Judgment of emotional information expressed by prosody and semantics in patients with unipolar depression

  • Sarah eSchlipf,
  • Anil eBatra,
  • Gudrun eWalter,
  • Christina eZeep,
  • Dirk eWildgruber,
  • Andreas J Fallgatter,
  • Thomas eEthofer,
  • Thomas eEthofer

DOI
https://doi.org/10.3389/fpsyg.2013.00461
Journal volume & issue
Vol. 4

Abstract

Read online

It was the aim of this study to investigate the impact of major depressive disorder (MDD) on judgment of emotions expressed at the verbal (semantic content) and non-verbal (prosody) level and to assess whether evaluation of verbal content correlate with self-ratings of depression-related symptoms as assessed by Beck Depression Inventory (BDI).

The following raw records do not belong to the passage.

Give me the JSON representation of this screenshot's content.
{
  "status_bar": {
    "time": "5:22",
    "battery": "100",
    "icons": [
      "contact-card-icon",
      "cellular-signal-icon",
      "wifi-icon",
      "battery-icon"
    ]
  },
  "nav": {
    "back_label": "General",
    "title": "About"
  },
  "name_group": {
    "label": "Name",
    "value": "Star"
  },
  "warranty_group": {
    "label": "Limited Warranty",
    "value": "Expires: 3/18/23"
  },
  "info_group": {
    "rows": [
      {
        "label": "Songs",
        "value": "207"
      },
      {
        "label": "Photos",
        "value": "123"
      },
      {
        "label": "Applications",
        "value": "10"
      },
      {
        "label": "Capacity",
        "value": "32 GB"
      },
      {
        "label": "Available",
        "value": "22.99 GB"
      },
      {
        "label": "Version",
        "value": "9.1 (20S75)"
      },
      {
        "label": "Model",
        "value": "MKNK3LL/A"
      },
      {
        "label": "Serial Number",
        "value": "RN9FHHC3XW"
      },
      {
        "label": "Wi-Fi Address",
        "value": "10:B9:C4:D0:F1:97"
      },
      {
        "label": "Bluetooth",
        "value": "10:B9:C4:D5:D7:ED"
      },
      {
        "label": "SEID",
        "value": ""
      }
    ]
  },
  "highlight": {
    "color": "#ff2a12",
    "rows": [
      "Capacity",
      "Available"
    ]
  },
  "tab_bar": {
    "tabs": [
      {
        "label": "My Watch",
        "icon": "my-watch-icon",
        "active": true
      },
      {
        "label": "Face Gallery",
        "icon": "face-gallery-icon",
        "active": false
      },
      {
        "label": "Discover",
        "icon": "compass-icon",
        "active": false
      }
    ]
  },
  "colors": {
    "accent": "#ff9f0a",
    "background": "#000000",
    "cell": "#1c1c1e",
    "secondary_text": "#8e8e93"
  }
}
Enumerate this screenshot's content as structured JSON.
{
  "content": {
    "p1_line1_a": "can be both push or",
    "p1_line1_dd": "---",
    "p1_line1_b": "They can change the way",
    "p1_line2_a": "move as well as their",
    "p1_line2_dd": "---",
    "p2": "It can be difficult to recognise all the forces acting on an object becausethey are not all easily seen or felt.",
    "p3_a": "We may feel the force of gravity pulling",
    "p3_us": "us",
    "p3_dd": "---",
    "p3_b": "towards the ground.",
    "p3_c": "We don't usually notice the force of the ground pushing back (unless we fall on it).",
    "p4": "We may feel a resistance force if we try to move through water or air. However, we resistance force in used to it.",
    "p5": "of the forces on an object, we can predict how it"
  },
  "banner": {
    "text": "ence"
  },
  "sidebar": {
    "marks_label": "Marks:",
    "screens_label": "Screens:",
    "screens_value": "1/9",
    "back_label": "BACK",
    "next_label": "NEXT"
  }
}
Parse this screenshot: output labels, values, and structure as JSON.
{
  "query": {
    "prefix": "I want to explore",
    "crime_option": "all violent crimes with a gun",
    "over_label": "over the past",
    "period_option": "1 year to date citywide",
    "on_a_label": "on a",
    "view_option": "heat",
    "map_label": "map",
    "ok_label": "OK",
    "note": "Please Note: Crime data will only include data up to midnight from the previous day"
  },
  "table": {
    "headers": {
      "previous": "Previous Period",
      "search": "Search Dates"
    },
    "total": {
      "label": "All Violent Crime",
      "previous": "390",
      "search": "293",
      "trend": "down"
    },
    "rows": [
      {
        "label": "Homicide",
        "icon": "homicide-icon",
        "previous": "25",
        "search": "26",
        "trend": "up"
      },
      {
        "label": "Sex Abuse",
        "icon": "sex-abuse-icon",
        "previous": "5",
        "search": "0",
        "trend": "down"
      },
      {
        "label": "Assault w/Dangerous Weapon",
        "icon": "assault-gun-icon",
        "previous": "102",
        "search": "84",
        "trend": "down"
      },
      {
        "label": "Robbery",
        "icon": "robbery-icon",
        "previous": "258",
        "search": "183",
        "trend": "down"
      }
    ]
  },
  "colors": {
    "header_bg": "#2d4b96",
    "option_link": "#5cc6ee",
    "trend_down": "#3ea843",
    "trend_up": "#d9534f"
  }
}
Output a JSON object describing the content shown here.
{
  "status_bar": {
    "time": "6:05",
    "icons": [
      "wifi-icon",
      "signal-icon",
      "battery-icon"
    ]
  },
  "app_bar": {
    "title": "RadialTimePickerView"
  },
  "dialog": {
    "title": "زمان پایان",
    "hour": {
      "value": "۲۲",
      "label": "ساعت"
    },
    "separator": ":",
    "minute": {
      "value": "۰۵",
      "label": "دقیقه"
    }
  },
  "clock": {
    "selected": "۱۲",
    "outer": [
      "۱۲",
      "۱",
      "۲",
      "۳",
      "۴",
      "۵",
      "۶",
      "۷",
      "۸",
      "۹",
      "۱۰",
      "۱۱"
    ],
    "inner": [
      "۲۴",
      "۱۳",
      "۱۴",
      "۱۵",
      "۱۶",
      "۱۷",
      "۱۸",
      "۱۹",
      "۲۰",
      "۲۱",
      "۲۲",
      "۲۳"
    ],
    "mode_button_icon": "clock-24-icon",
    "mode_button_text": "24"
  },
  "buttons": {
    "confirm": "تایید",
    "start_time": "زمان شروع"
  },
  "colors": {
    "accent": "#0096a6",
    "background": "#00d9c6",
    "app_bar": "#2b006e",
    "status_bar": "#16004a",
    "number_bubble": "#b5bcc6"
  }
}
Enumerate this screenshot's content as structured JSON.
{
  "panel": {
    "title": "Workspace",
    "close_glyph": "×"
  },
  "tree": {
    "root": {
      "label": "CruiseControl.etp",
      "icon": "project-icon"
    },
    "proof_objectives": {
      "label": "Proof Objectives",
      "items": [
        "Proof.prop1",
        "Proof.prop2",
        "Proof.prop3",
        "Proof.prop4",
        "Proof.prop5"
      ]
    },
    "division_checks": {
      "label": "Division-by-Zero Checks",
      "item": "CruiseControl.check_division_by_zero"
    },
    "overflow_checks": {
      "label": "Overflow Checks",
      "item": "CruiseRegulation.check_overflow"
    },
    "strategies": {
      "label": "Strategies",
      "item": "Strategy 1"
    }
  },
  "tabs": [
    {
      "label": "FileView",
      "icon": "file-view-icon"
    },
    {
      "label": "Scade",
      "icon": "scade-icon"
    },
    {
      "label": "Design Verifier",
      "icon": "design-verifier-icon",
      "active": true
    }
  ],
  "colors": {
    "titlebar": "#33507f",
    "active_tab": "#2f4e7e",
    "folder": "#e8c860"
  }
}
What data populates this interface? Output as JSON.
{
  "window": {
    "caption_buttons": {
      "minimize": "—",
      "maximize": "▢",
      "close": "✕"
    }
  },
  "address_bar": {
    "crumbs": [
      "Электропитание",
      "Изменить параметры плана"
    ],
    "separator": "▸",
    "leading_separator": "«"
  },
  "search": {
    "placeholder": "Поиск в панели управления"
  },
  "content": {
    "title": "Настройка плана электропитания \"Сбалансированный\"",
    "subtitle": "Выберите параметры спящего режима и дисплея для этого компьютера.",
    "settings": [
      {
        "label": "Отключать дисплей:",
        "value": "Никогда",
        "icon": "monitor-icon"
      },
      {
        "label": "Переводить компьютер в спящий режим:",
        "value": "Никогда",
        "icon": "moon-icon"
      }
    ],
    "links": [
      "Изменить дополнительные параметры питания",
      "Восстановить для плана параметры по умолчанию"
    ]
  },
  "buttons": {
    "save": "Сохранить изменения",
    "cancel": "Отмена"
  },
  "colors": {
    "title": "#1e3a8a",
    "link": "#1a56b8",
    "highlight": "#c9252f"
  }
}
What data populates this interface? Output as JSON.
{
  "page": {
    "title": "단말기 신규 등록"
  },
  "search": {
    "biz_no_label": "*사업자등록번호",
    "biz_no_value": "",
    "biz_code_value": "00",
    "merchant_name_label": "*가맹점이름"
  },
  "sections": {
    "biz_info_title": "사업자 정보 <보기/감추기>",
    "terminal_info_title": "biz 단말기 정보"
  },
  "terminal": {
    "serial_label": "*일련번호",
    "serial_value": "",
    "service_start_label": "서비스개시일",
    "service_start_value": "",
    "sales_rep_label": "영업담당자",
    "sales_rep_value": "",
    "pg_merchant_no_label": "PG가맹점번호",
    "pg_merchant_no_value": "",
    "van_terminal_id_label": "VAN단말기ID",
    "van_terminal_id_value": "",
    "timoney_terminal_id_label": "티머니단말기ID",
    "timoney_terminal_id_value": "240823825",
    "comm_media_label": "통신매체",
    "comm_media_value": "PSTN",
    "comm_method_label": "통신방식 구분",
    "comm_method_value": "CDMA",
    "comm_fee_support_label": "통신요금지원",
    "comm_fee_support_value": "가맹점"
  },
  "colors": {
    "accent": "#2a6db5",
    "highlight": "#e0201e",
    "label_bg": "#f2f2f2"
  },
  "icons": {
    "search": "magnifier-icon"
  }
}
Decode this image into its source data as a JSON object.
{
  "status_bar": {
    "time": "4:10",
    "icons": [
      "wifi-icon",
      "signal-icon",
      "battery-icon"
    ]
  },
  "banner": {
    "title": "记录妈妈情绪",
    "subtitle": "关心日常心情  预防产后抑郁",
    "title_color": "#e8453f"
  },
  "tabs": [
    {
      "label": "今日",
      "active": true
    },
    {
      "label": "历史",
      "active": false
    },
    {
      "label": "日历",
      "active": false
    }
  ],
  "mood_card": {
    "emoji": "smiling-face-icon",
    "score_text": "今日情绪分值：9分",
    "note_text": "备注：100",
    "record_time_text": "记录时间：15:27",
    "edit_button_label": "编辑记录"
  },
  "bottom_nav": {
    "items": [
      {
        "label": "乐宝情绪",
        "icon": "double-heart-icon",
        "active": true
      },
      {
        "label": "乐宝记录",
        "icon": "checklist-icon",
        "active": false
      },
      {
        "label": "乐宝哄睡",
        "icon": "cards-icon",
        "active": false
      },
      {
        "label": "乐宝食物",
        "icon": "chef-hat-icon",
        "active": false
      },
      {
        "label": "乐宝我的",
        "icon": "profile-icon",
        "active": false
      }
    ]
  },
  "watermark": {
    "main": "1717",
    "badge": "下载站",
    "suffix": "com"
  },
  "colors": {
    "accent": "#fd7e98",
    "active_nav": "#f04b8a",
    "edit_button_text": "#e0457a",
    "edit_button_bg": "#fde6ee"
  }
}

We presented positive, neutral, and negative words spoken in happy, neutral, and angry prosody to 23 MDD patients and 22 healthy controls (HC) matched for age, sex, and education. Participants rated the valence of semantic content or prosody on a 9-point scale. MDD patients attributed significantly less intense ratings to positive words and happy prosody than HC. For judgment of words, this difference correlated significantly with BDI scores. No such correlation was found for prosody perception. MDD patients exhibited attenuated processing of positive information which generalized across verbal and non-verbal channels. These findings indicate that MDD is characterized by impairments of positive rather than negative emotional processing, a finding which could influence future psychotherapeutic strategies as well as provide straightforward hypotheses for neuroimaging studies investigating the neurobiological correlates of impaired emotional perception in MDD.